The key here is that once those new supplies arrive at the affected area, the only way to sell them is to undersell the $30 price at the store. The people bringing in the new supplies not only provide more of the good, they begin the competitive process of pushing that price back down closer to where it was pre-disaster. Notice that letting prices and markets do their job has begun to solve the problem we identified at the start—we need more of certain goods and we’d like to have them at a lower price. Letting prices rise in the short-run both ensures wise use of existing resources and starts the process of increasing the supply, and reducing the price of the goods that became more scarce.
Two final observations about how the public reacts to letting prices do their job. First, there’s the moral objection to having to pay higher prices during an emergency. Many feel disgust at those who would charge high prices and appear to take advantage of their fellow citizens. That reaction is understandable as part of our deeply embedded moral beliefs arising from having lived in a world of small groups for thousands of years before the advent of modernity and capitalism. But in reality, the choice facing us in these emergency situations is not between plentiful supply at high prices and plentiful supply at low prices. The choice is between some supply, growing over time, at high prices and no supply at low prices. Is it better for gas stations to keep their prices low and have no gas, or for them to let prices rise and have some supply for people to use carefully? The latter seems to me the more humane result, despite what our moral instincts suggest.

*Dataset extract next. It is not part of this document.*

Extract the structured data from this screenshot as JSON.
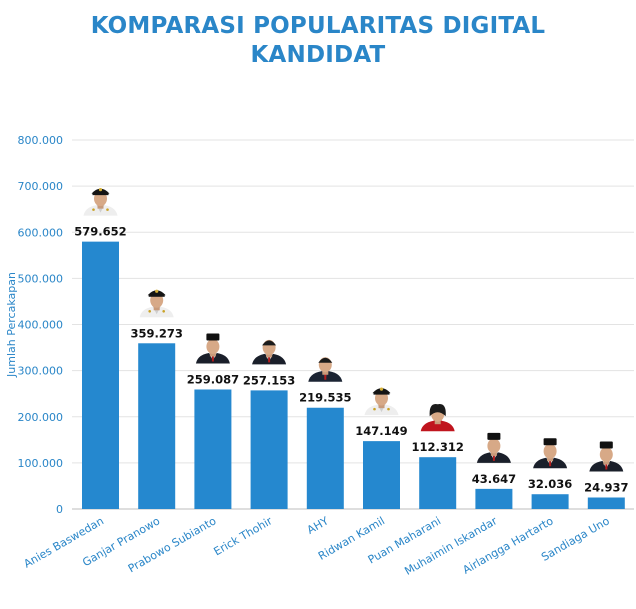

Second, there’s the objection to entrepreneurs profiting off a crisis. It’s true, of course, that those folks bringing in new supplies of bottled water will profit if they are allowed to sell them. But it’s also true that the various politicians “profit” from this situation through their demagoguery and the effect it has on the support and votes they get from the public. Everyone here has their self-interest in play and everyone is trying to profit in some sense of the term. The difference is that the profit-seeking activities of entrepreneurs actually bring new supplies of the good to the citizenry. The self-interested behaviour of politicians does not change the supply of goods, and thereby does nothing to solve the problem at hand. In fact, as we’ve seen, it makes matters worse.
The key to understanding economics is recognizing the importance of unintended consequences. This is so clear in the case of emergency-pricing where looking only at the short-run of higher prices obscures the long-run unintended consequences of those higher prices for solving the problem of highly scarce goods. The challenge remains convincing the public, that what is too often perceived as a form of exploitation, is a necessary step in getting the water, cleaning supplies and toilet paper they want so urgently.
There’s no magic wand we can wave that solves the problem of scarcity. We have to let prices and markets do their job and solve that problem over time. Price controls and anti-gouging laws just make matters worse.